Why The Internet Ruins Humor: A Sophisticated Theory
"All Internet humor is entirely reliant on you recognizing that thing you know, and nothing more." An article at Something Awful, the astute comedy site devoted to critiquing the Internet, explains why the Internet ruins all humor. Below, what would have happened if Seinfeld aired today. (In short, it would have annoyed you to death.)
If Seinfeld episodes like "The Soup Nazi" had aired ten years later, think of how much more grating the reaction would have been. Millions of images of Jason Alexander emblazoned with the caption "I LIEK SOUPS." Millions more pictures of the Soup Nazi, posted in retaliation: "NO MOAR SOUPS." Naruto music videos based on the joke. Soup references in every webcomic. Soup Nazi cosplay. Peak Oil reached. Ron Paul elected President. The world's volcanoes erupt in unison. All because the Internet ruins everything.
In real life, references live for a short time but only rarely invade the public consciousness; original humor has an advantage. But online, the cost/benefit ratio of quoting, "sampling" or "remixing" someone else's fad outweighs that of coming up with something on your own, so everyone just parrots catchphrases on their t-shirts and blogs and webcomics. Because the Internet lets normal people make as much noise as funny and original people, the lame humor that usually dead-ends in offices instead spreads like crazy.

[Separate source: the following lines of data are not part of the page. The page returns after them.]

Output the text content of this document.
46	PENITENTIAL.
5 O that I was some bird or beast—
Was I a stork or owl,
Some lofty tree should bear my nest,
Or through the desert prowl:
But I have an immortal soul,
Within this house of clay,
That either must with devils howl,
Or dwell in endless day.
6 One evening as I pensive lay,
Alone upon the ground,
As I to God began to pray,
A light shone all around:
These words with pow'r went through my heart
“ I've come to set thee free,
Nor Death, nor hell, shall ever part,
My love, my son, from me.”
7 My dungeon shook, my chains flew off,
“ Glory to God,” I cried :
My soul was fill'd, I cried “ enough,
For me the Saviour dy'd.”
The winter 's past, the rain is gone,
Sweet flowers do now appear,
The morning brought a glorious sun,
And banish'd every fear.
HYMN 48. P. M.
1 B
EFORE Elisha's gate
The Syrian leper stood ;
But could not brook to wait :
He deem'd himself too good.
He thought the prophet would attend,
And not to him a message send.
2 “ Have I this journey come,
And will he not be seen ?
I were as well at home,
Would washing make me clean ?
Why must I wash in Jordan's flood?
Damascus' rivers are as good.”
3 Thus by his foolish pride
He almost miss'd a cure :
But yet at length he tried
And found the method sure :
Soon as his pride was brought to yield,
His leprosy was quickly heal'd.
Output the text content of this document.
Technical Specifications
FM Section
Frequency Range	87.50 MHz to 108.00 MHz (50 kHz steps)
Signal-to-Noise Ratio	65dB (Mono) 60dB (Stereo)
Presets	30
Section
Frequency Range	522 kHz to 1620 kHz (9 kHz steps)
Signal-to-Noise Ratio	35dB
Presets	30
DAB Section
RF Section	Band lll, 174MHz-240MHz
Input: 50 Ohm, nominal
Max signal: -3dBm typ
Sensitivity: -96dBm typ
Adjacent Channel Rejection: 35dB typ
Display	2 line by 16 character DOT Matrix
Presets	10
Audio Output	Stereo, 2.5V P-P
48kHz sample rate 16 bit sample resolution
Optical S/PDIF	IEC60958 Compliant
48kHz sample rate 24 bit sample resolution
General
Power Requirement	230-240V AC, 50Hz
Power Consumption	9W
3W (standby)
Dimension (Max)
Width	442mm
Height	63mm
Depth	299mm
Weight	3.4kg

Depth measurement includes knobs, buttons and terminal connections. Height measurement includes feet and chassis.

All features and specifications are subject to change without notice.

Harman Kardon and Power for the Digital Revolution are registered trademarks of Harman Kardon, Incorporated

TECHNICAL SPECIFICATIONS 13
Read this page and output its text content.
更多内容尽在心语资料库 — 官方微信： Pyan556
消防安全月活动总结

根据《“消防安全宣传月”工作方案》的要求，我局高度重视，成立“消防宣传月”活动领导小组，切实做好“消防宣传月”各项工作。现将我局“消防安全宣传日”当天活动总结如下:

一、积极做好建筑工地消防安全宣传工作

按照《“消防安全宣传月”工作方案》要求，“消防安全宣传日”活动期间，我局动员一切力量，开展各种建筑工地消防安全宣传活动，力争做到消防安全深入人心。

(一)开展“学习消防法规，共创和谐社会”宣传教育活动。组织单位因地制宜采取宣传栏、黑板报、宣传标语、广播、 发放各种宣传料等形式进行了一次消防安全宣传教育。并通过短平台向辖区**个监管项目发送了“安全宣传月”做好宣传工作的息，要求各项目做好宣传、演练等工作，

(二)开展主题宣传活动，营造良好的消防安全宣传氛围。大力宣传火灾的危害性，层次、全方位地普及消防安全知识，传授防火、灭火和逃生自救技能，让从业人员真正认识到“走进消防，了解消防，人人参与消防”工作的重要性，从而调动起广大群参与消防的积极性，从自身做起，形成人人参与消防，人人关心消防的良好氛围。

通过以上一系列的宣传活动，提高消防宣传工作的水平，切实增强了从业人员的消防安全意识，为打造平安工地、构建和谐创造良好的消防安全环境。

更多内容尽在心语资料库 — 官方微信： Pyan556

Of course the same thing happens more and more in other media; MTV makes whole series revisiting a past decade or an old band. Is this just something that happens every generation, or are we really drowning original humor in a sea of catchphrases?
By the way, the article pokes at several other truths, like "The worst of [Internet humor] is 'random' humor" and "Because if you scream a joke as it's being told, it's like you're telling it yourself!"